Essays

Dad’s Day

I’ve been sitting here quietly, thinking. It’s lunch time for me at work and everyone is out. The office is hushed. All I hear is the buzzing of my computer. Outside on the river, it’s also a bit quiet. There aren’t many boats visible and the water is lapping. The whole world seems to be silenced, exept for the occassional sound of a chirping bird.

My mood is quiet as well. It’s Monday now, but yesterday… yesterday was father’s day. It was my first father’s day without a dad. No Bill, my step-dad, who passed away a few years ago… and no dad, who passed away last year. It feels strange.

I was lucky in my life. Lucky to have two dad’s who loved me very much. Lucky to have them and lucky to know it. My life has always been full to overflowing with family. It’s big. Lots of grandparents, aunts, uncles, cousins, brothers, sisters, and yes, parents. More than just the usual two of this or that, and I’ve enjoyed it, felt a fuller life because of it. There was and never has been a shortage of love. It’s the bonus a person gets for having so much family. I’ve never been without it and I’ve known, somehow, not to take it for granted. I’ve known I’ve had a good thing. And again I say… lucky.

In the last few years my larger than life family has suffered significant loss, as families eventually do. At times it hasn’t been easy, and yet we’ve always managed to handle it with grace and dignity intact. We’ve always honored those we’ve loved and lost, and we’ve gone on missing them, and honoring them, even after they’ve passed. I’m proud of that and proud of us for it.

Now though, sitting here, I’m feeling a bit sad, which is OK. I’m sad because I’m missing my dad’s. Sad because they gave something to my life that’s irreplaceable, and I’m feeling their absence.

But then, the optimist in me only lets me indulge the sadness for a time. Even now, having talked about it a bit, I am once again feeling the hope and happiness of what I still have in my life, and the luck I feel at having known these two guys. After all, I still have some fabulous fathers in my life… My grandfather has been and continues to be a stellar man who has been a wonderful father to my mom and her siblings. My uncles, a great group of guys the lot of them, outstanding fathers all. My brothers, each and every one who’s had the fortune of having children in their lives, are fantastic dad’s. My mom’s husband, Don, who is a terrific guy and a great dad to his three kids. Many of my friends who are so outstanding as men and as fathers. The list of dad’s I know and care for is long, and I have to say that each and every one has been terrific, spectacular, in his own way.

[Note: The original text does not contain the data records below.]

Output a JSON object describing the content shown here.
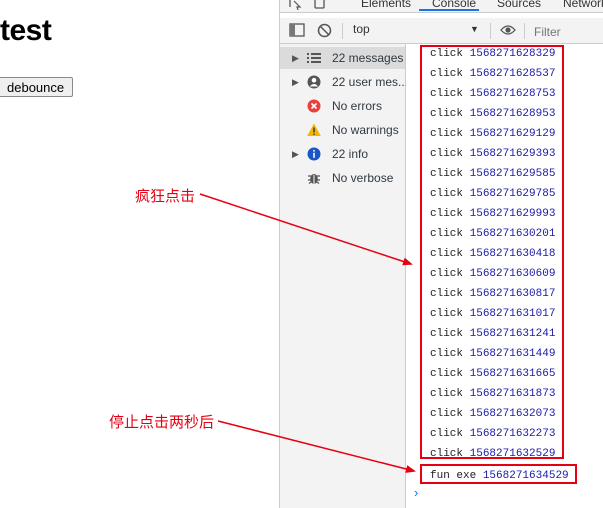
{
  "page": {
    "title": "test",
    "button_label": "debounce"
  },
  "devtools": {
    "tabs": [
      "Elements",
      "Console",
      "Sources",
      "Network"
    ],
    "active_tab": "Console",
    "context": "top",
    "filter_placeholder": "Filter",
    "sidebar": [
      {
        "label": "22 messages",
        "icon": "list-icon",
        "expandable": true,
        "selected": true
      },
      {
        "label": "22 user mes...",
        "icon": "user-icon",
        "expandable": true,
        "selected": false
      },
      {
        "label": "No errors",
        "icon": "error-icon",
        "expandable": false,
        "selected": false
      },
      {
        "label": "No warnings",
        "icon": "warning-icon",
        "expandable": false,
        "selected": false
      },
      {
        "label": "22 info",
        "icon": "info-icon",
        "expandable": true,
        "selected": false
      },
      {
        "label": "No verbose",
        "icon": "bug-icon",
        "expandable": false,
        "selected": false
      }
    ],
    "logs": [
      {
        "text": "click",
        "value": "1568271628329"
      },
      {
        "text": "click",
        "value": "1568271628537"
      },
      {
        "text": "click",
        "value": "1568271628753"
      },
      {
        "text": "click",
        "value": "1568271628953"
      },
      {
        "text": "click",
        "value": "1568271629129"
      },
      {
        "text": "click",
        "value": "1568271629393"
      },
      {
        "text": "click",
        "value": "1568271629585"
      },
      {
        "text": "click",
        "value": "1568271629785"
      },
      {
        "text": "click",
        "value": "1568271629993"
      },
      {
        "text": "click",
        "value": "1568271630201"
      },
      {
        "text": "click",
        "value": "1568271630418"
      },
      {
        "text": "click",
        "value": "1568271630609"
      },
      {
        "text": "click",
        "value": "1568271630817"
      },
      {
        "text": "click",
        "value": "1568271631017"
      },
      {
        "text": "click",
        "value": "1568271631241"
      },
      {
        "text": "click",
        "value": "1568271631449"
      },
      {
        "text": "click",
        "value": "1568271631665"
      },
      {
        "text": "click",
        "value": "1568271631873"
      },
      {
        "text": "click",
        "value": "1568271632073"
      },
      {
        "text": "click",
        "value": "1568271632273"
      },
      {
        "text": "click",
        "value": "1568271632529"
      },
      {
        "text": "fun exe",
        "value": "1568271634529"
      }
    ],
    "prompt": "›"
  },
  "annotations": {
    "crazy_click": "疯狂点击",
    "after_stop": "停止点击两秒后"
  },
  "colors": {
    "annotation": "#e60012",
    "log_number": "#1a1aa6",
    "accent": "#1a73e8"
  }
}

I guess maybe what I’m feeling most is grateful for the gift of knowing what I’m missing, and because of that, knowing what I still have. I’m feeling an appreciation for the men in my life. For all the dad’s in my life who are or will be. So to them I’ll say… Happy belated father’s day. I’ve been thinking about you, thinking about the job you do, every day, just by being who you are. Feel appreciated, feel loved… you deserve it. And Dad, Bill… I’m thinking of you, loving you, missing you, and wishing you both a very happy and heart felt father’s day. I was lucky to know you, lucky to have you, and lucky to be able to call you both dad.